TTL using PowerShell
In the above examples, we have used the Azure portal to update TTL in Container. In addition, you can do it using PowerShell as well. To update the TTL, you can type the below command in either Cloud Shell or Powershell file as well:
az cosmosdb sql container update -g ‘RGCosmos’ -a ‘samplecosmosdb4trial’ -d ‘mycosmosdb’ -n ‘mycosmoscontainer’ –ttl=3600
az cosmosdb sql container update: is the command to update the container
-g ‘RGCosmos’: RGCosmos is the resource group name in which Cosmos DB exists
-a ‘samplecosmosdb4trial’: is the Cosmos account name
-d ‘mycosmosdb’: is the Cosmos DB name
-n ‘mycosmoscontainer’: is the Cosmos DB container name
–ttl=3600: is the Time to Live in seconds
There are a few other key considerations:
- TTL can be set to a maximum of 2147483647 seconds
- TTL is set in seconds and the time is calculated from the time an item was last modified
- Azure policy set to Cosmos DB will override TTL
- “TTL” keyword is case-sensitive.
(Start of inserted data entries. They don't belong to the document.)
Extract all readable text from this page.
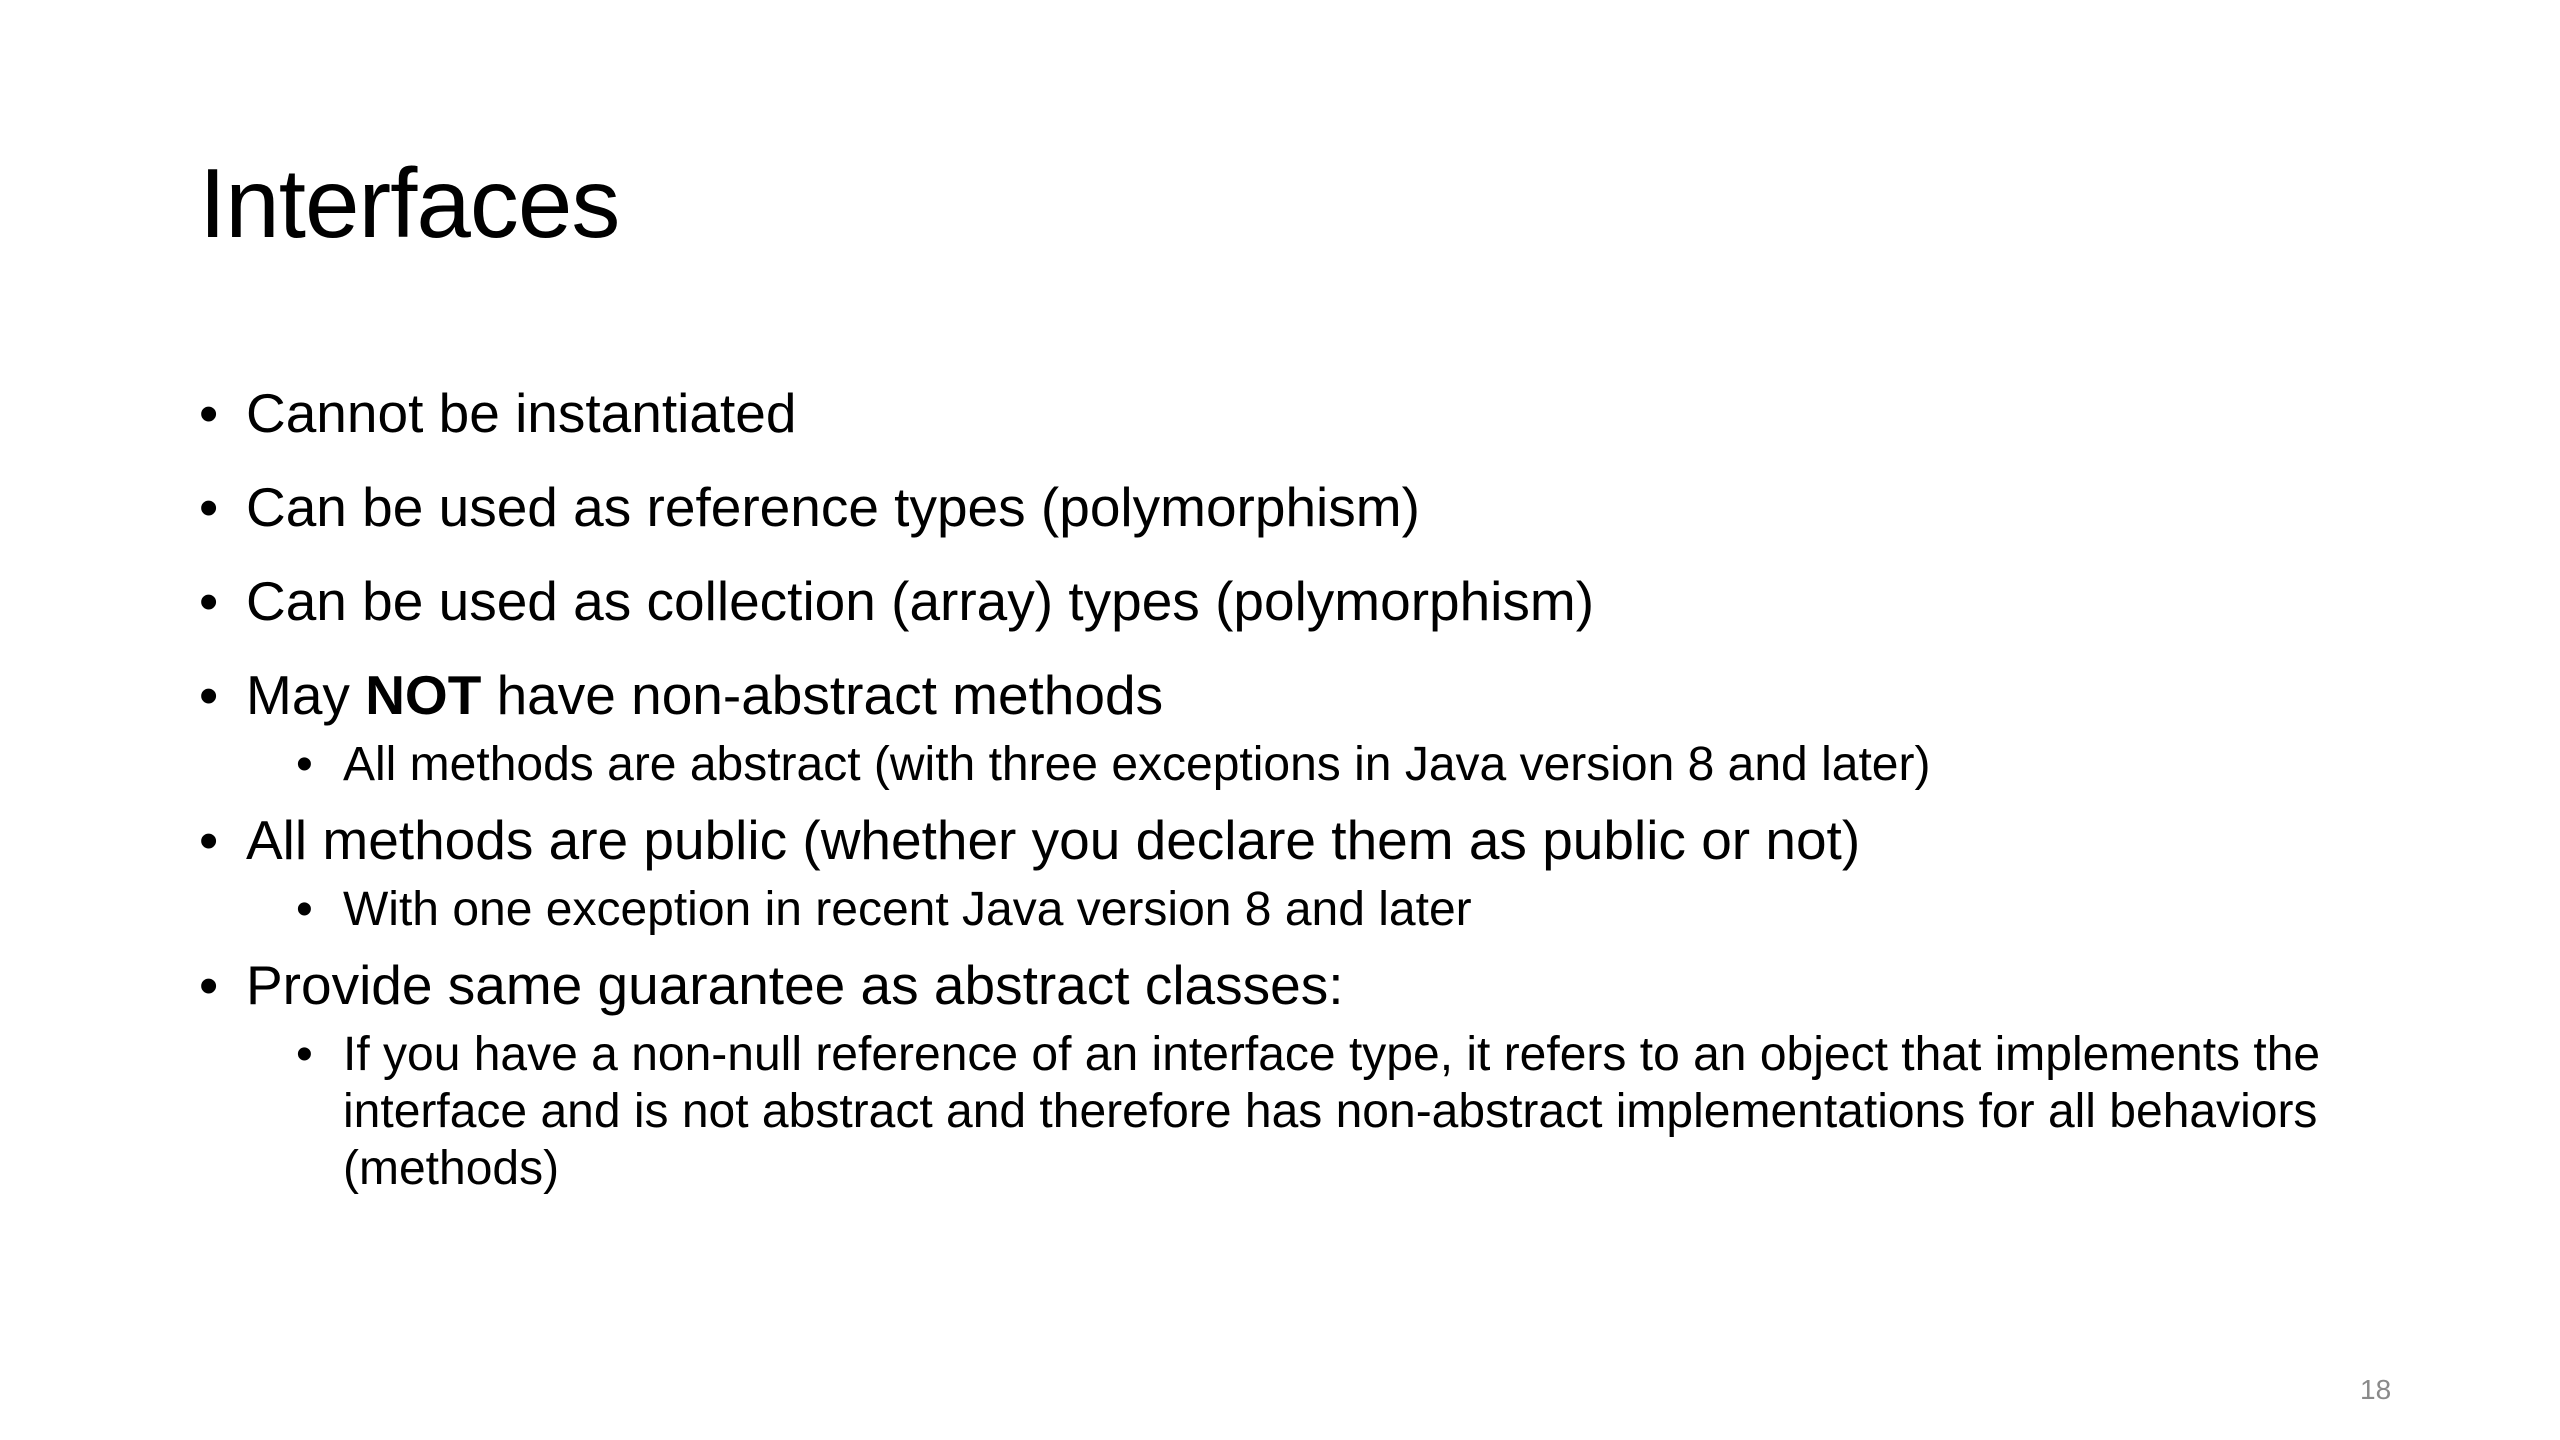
Interfaces
• Cannot be instantiated
• Can be used as reference types (polymorphism)
• Can be used as collection (array) types (polymorphism)
• May NOT have non-abstract methods
• All methods are abstract (with three exceptions in Java version 8 and later)
• All methods are public (whether you declare them as public or not)
• With one exception in recent Java version 8 and later
• Provide same guarantee as abstract classes:
• If you have a non-null reference of an interface type, it refers to an object that implements the interface and is not abstract and therefore has non-abstract implementations for all behaviors (methods)
18
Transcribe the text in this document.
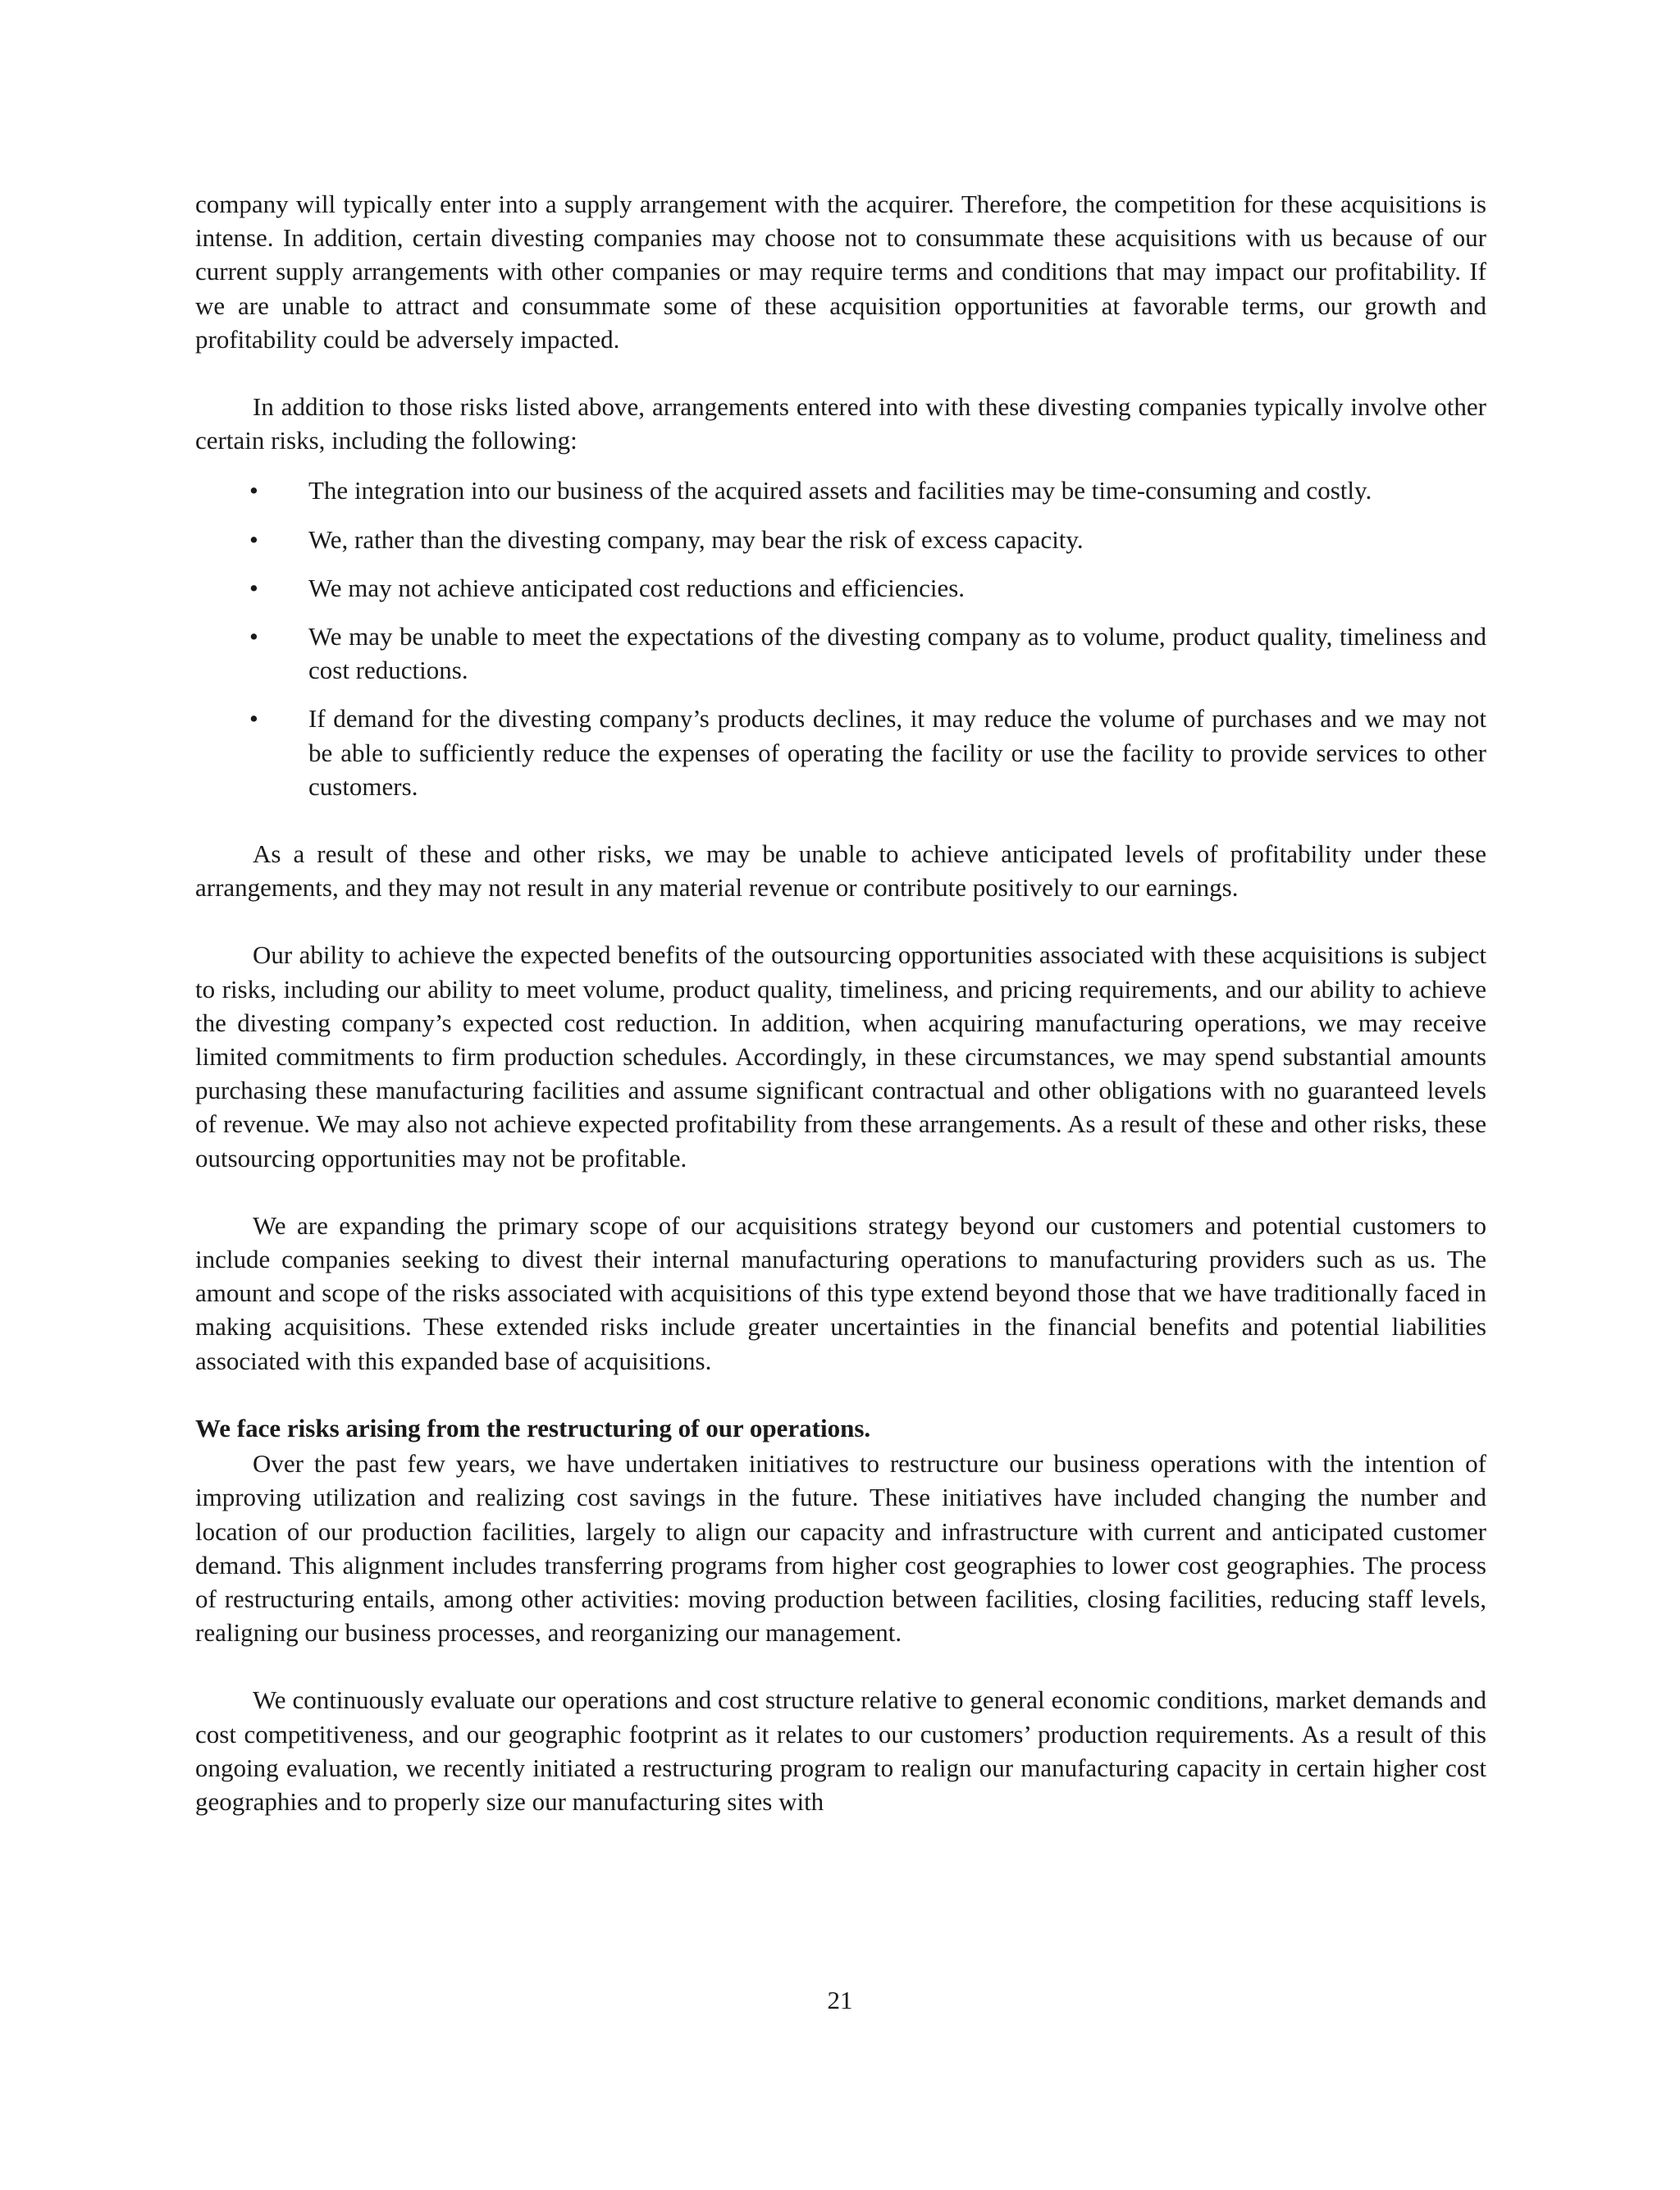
company will typically enter into a supply arrangement with the acquirer. Therefore, the competition for these acquisitions is intense. In addition, certain divesting companies may choose not to consummate these acquisitions with us because of our current supply arrangements with other companies or may require terms and conditions that may impact our profitability. If we are unable to attract and consummate some of these acquisition opportunities at favorable terms, our growth and profitability could be adversely impacted.

In addition to those risks listed above, arrangements entered into with these divesting companies typically involve other certain risks, including the following:

• The integration into our business of the acquired assets and facilities may be time-consuming and costly.
• We, rather than the divesting company, may bear the risk of excess capacity.
• We may not achieve anticipated cost reductions and efficiencies.
• We may be unable to meet the expectations of the divesting company as to volume, product quality, timeliness and cost reductions.
• If demand for the divesting company’s products declines, it may reduce the volume of purchases and we may not be able to sufficiently reduce the expenses of operating the facility or use the facility to provide services to other customers.

As a result of these and other risks, we may be unable to achieve anticipated levels of profitability under these arrangements, and they may not result in any material revenue or contribute positively to our earnings.

Our ability to achieve the expected benefits of the outsourcing opportunities associated with these acquisitions is subject to risks, including our ability to meet volume, product quality, timeliness, and pricing requirements, and our ability to achieve the divesting company’s expected cost reduction. In addition, when acquiring manufacturing operations, we may receive limited commitments to firm production schedules. Accordingly, in these circumstances, we may spend substantial amounts purchasing these manufacturing facilities and assume significant contractual and other obligations with no guaranteed levels of revenue. We may also not achieve expected profitability from these arrangements. As a result of these and other risks, these outsourcing opportunities may not be profitable.

We are expanding the primary scope of our acquisitions strategy beyond our customers and potential customers to include companies seeking to divest their internal manufacturing operations to manufacturing providers such as us. The amount and scope of the risks associated with acquisitions of this type extend beyond those that we have traditionally faced in making acquisitions. These extended risks include greater uncertainties in the financial benefits and potential liabilities associated with this expanded base of acquisitions.

We face risks arising from the restructuring of our operations.

Over the past few years, we have undertaken initiatives to restructure our business operations with the intention of improving utilization and realizing cost savings in the future. These initiatives have included changing the number and location of our production facilities, largely to align our capacity and infrastructure with current and anticipated customer demand. This alignment includes transferring programs from higher cost geographies to lower cost geographies. The process of restructuring entails, among other activities: moving production between facilities, closing facilities, reducing staff levels, realigning our business processes, and reorganizing our management.

We continuously evaluate our operations and cost structure relative to general economic conditions, market demands and cost competitiveness, and our geographic footprint as it relates to our customers’ production requirements. As a result of this ongoing evaluation, we recently initiated a restructuring program to realign our manufacturing capacity in certain higher cost geographies and to properly size our manufacturing sites with

21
So ensure to type in lowercase while updating an item
Thus, through the above examples we learned the following:
- To retain items forever after TTL, set the items/container to “-1”
- To delete the container after a certain time, set the “On” option in TTL
- To enable deletion of container/items, set “On (Default)”
- To delete specific items, use the “TTL” property in items
- To override deletion at an item level, set the “TTL” property in items
- To disable the deletion at items or containers, disable the “TTL” option at the container level
- To configure TTL using Portal, CLI, and PowerShell
In this article, we learned how to set retention on Cosmos DB and also using PowerShell to automate the retention with the help of DevOps. We also saw Analytical TTL (ATTL) to retain data in the Analytical store.